Partindo da premissa de que “uma lei não é justa porque é lei…” (Filho, 2002), adicionado ao facto de que sobre o conceito de justiça estão implícitos os princípios da representatividade e da moralidade, a criminalização da poligamia em Angola parece mais um acto de “injustiça da lei” do que propriamente de justiça. Se não vejamos:

A idéia de Justiça engloba valores inerentes ao ser humano e aos seus hábitos e costumes, em suma transcendentais… “O Direito, por sua vez, é um conjunto de princípios e regras destinado a realizá-la. E nem sempre o Direito alcança esse desiderato, quer por não ter acompanhado as transformações sociais, quer pela incapacidade daqueles que o conceberam, e quer, ainda, por falta de disposição política para implementá-lo, tornando-se por isso um “direito injusto” (Filho, 2002, p. 58).

O Artigo 7.º da CRA é claro em reconhecer a validade do costume, desde que não atente contra o princípio da dignidade da pessoa humana (CRA, 2010). Porém, sendo Angola um país maioritariamente habitado pelo grupo bantu, o sentido de justiça do direito angolano pressupunha a consideração do costume, claro, desde que a dignidade do angolano esteja salvaguardada.

Porém, considerando a poligamia um valor transversal aos variadíssimos grupos étnicos que compõem o mosáico cultural angolano, daí a permissividade em muitas famílias (Altuna, 2006), a criminalização da mesma revela, a partida, um certo desencaixe da lei e consequente injustiça na concepção do direito positivo. Tal como refere Durkheim (2012), a consciência colectiva revela a alma de uma determinada sociedade. E, é esta consciência colectiva que deve constituir a fonte do direito (Rosa, 2009).

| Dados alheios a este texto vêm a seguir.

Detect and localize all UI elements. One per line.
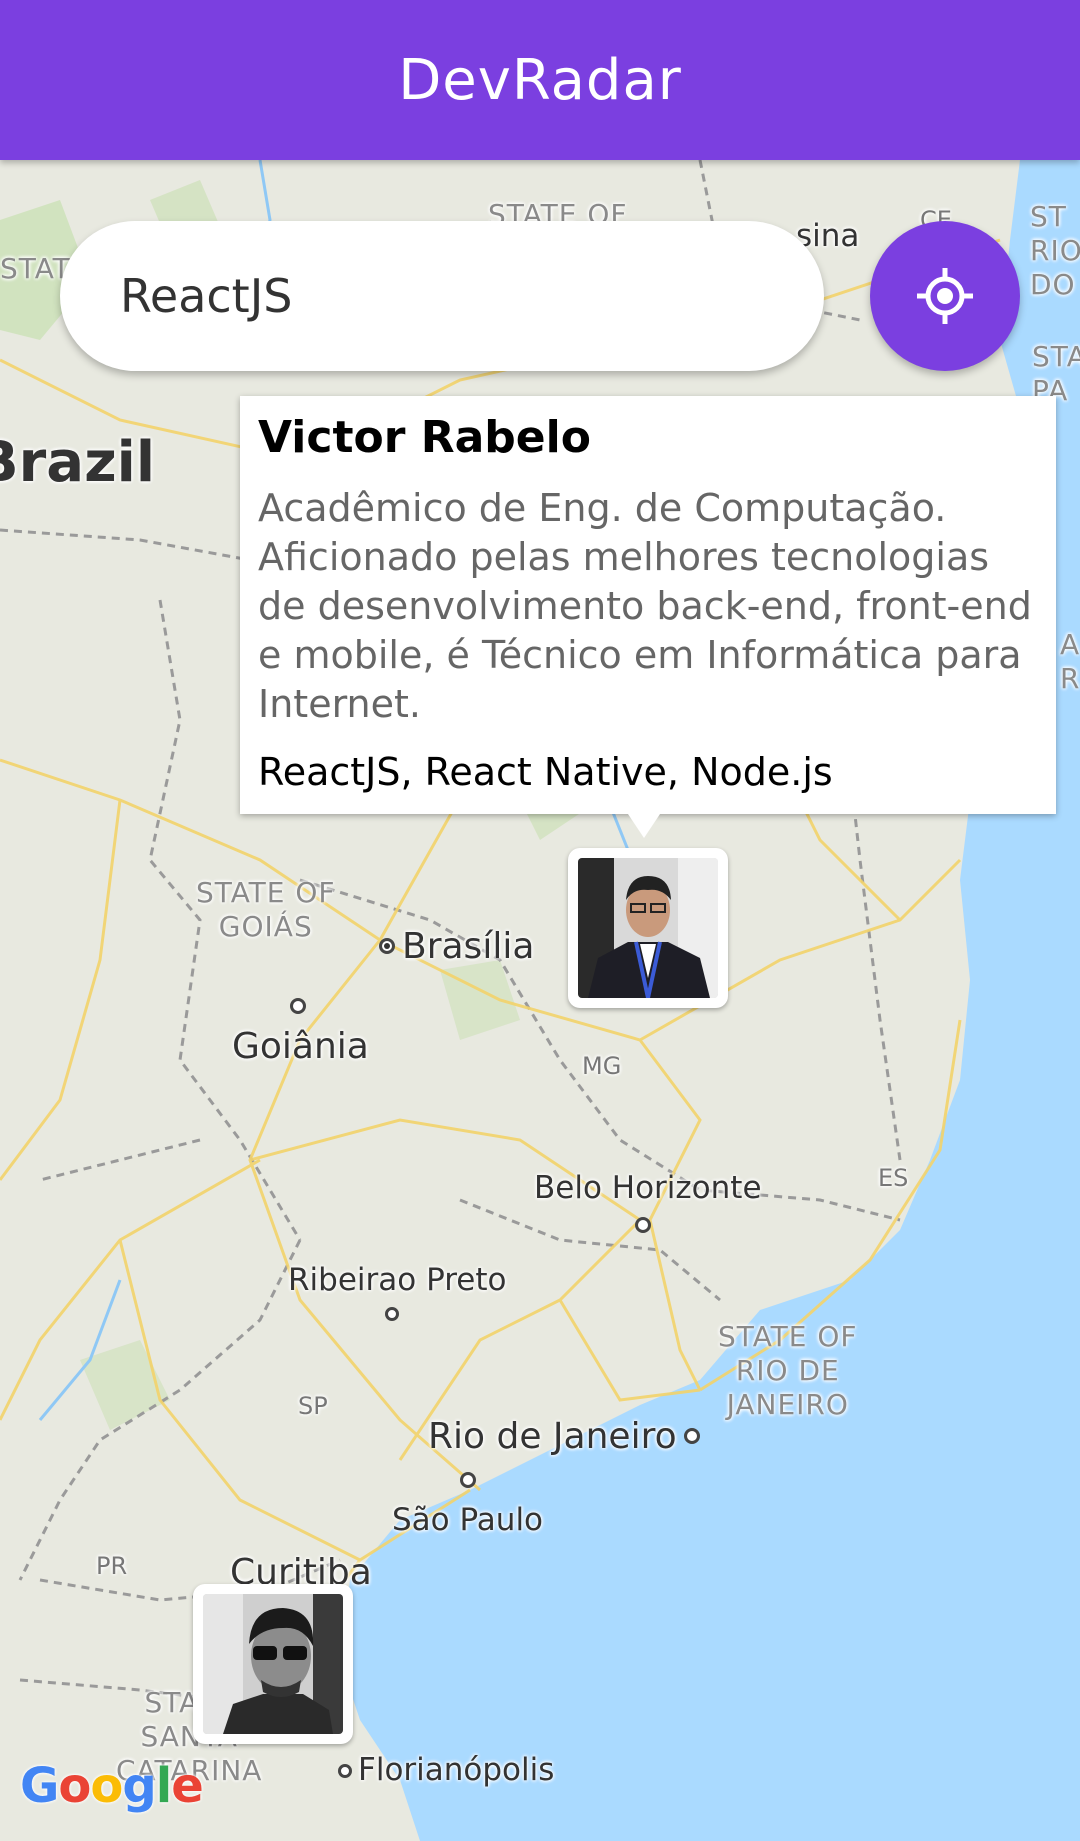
avatar xyxy=(203,1594,343,1734)
country-label: Brazil xyxy=(0,430,156,495)
city-dot-goiania xyxy=(290,998,306,1014)
dev-name: Victor Rabelo xyxy=(258,412,591,463)
city-dot-florianopolis xyxy=(338,1764,352,1778)
app-header: DevRadar xyxy=(0,0,1080,160)
avatar xyxy=(578,858,718,998)
region-label-sp: SP xyxy=(298,1392,328,1420)
city-label-florianopolis: Florianópolis xyxy=(358,1752,555,1788)
city-dot-brasilia xyxy=(379,938,395,954)
city-dot-belo-horizonte xyxy=(635,1217,651,1233)
dev-techs: ReactJS, React Native, Node.js xyxy=(258,750,833,794)
city-label-goiania: Goiânia xyxy=(232,1026,369,1067)
city-label-belo-horizonte: Belo Horizonte xyxy=(534,1170,762,1206)
search-input[interactable] xyxy=(120,269,780,323)
city-dot-rio-de-janeiro xyxy=(684,1428,700,1444)
google-logo: Google xyxy=(20,1758,204,1814)
region-label-pr: PR xyxy=(96,1552,128,1580)
city-dot-ribeirao-preto xyxy=(385,1307,399,1321)
region-label-mg: MG xyxy=(582,1052,622,1080)
city-label-rio-de-janeiro: Rio de Janeiro xyxy=(428,1416,677,1457)
region-label-es: ES xyxy=(878,1164,909,1192)
dev-marker[interactable] xyxy=(193,1584,353,1744)
city-label-ribeirao-preto: Ribeirao Preto xyxy=(288,1262,507,1298)
locate-button[interactable] xyxy=(870,221,1020,371)
app-title: DevRadar xyxy=(398,47,682,113)
city-dot-sao-paulo xyxy=(460,1472,476,1488)
city-label-sao-paulo: São Paulo xyxy=(392,1502,544,1538)
state-label-right-top: ST RIO DO xyxy=(1030,200,1080,301)
state-label-goias: STATE OF GOIÁS xyxy=(196,876,336,943)
city-label-brasilia: Brasília xyxy=(402,926,535,967)
dev-marker[interactable] xyxy=(568,848,728,1008)
state-label-right-low: A R xyxy=(1060,628,1080,695)
crosshair-icon xyxy=(917,268,973,324)
search-bar xyxy=(60,221,824,371)
dev-callout[interactable]: Victor Rabelo Acadêmico de Eng. de Compu… xyxy=(240,396,1056,838)
dev-bio: Acadêmico de Eng. de Computação. Aficion… xyxy=(258,486,1032,726)
state-label-rio: STATE OF RIO DE JANEIRO xyxy=(718,1320,858,1421)
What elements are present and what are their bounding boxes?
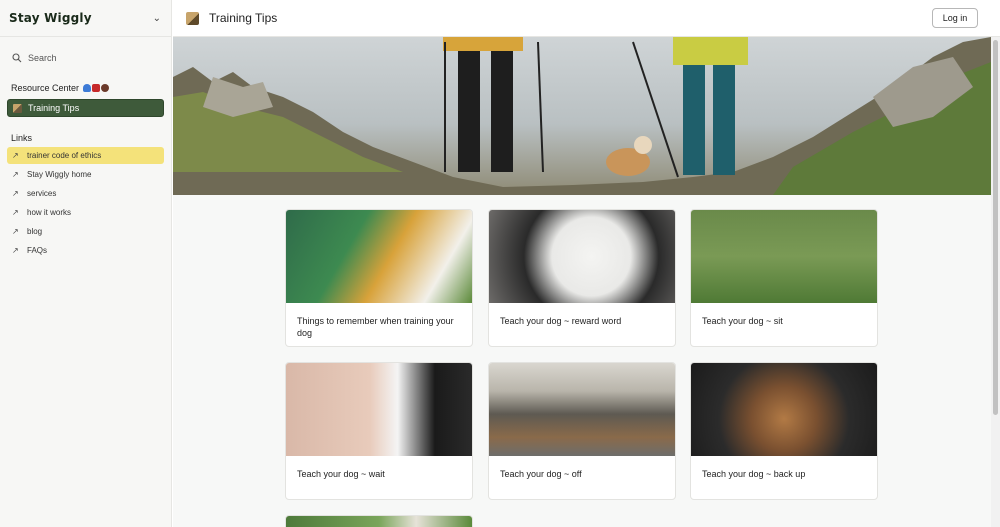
card-image [286, 210, 472, 303]
card-partial[interactable] [285, 515, 473, 527]
resource-center-label: Resource Center [0, 81, 171, 95]
external-link-icon: ↗ [12, 189, 19, 198]
card-title: Teach your dog ~ sit [702, 316, 783, 326]
sidebar-item-training-tips[interactable]: Training Tips [7, 99, 164, 117]
external-link-icon: ↗ [12, 170, 19, 179]
card-image [691, 210, 877, 303]
backpack-icon [92, 84, 101, 92]
sidebar-link-blog[interactable]: ↗ blog [7, 223, 164, 240]
sidebar-link-faqs[interactable]: ↗ FAQs [7, 242, 164, 259]
page-title: Training Tips [209, 11, 278, 25]
search-label: Search [28, 53, 57, 63]
sidebar-link-trainer-code-of-ethics[interactable]: ↗ trainer code of ethics [7, 147, 164, 164]
hero-image [173, 37, 991, 195]
chevron-down-icon[interactable]: ⌄ [153, 13, 161, 24]
page-thumbnail-icon [13, 103, 22, 113]
card-title: Teach your dog ~ reward word [500, 316, 622, 326]
cards-grid: Things to remember when training your do… [173, 195, 991, 527]
sidebar: Stay Wiggly ⌄ Search Resource Center Tra… [0, 0, 172, 527]
card-image [489, 363, 675, 456]
sidebar-link-services[interactable]: ↗ services [7, 185, 164, 202]
card-title: Teach your dog ~ back up [702, 469, 806, 479]
card-title: Teach your dog ~ wait [297, 469, 385, 479]
card-image [691, 363, 877, 456]
brand-logo: Stay Wiggly [9, 11, 92, 25]
card-title: Things to remember when training your do… [297, 316, 454, 338]
cap-icon [83, 84, 92, 92]
card-title: Teach your dog ~ off [500, 469, 582, 479]
workspace-switcher[interactable]: Stay Wiggly ⌄ [0, 0, 171, 37]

A criminalização da poligamia no código “oitocentista” compreende-se pelo facto do referido dispositivo legal ter sido concebido pelo colonizador, cuja fonte do direito era essencialmente a “consciência colectiva portuguesa”, por sinal “monogâmica”. Com a concepção e aprovação do novo código penal, era expectável que os casos omissos e os valores culturais actuais e actuantes, outrora ignorados pela colonialidade do primado da lei, fossem merecer um certo reconhecimento e o seu devido tratamento considerando, sobretudo, a consciência colectiva angolana.

Contudo, a (re) criminalização da poligamia no Novo Código Penal (ver artigo 221º) revela uma certa “injustiça da lei” resultante da incapacidade do legislador e/ou falta de predisposição política. E, por sua vez, torna inoperante a validade do artigo 7º da CRA, porque do ponto de vista da idiossincrasia bantu, a poligamia, como se sabe, não atenta contra a dignidade da pessoa humana, muito pelo contrário, ela protege a família, evita a promiscuidade, garante a fidelidade e a inclusão social entre os filhos e as esposas através do consentimento multilateral (Altuna, 2006).

Contrariamente, a monogamia promove a discriminação entre os filhos com a distinção filhos legítimos e bastardos, alimenta a promiscuidade, a fuga à paternidade e a monoparentalidade. Pois, indivíduos com o casamento “legal” sentem-se inibidos de formalizar outras relações por força da lei, nem que daí resulte rebentos.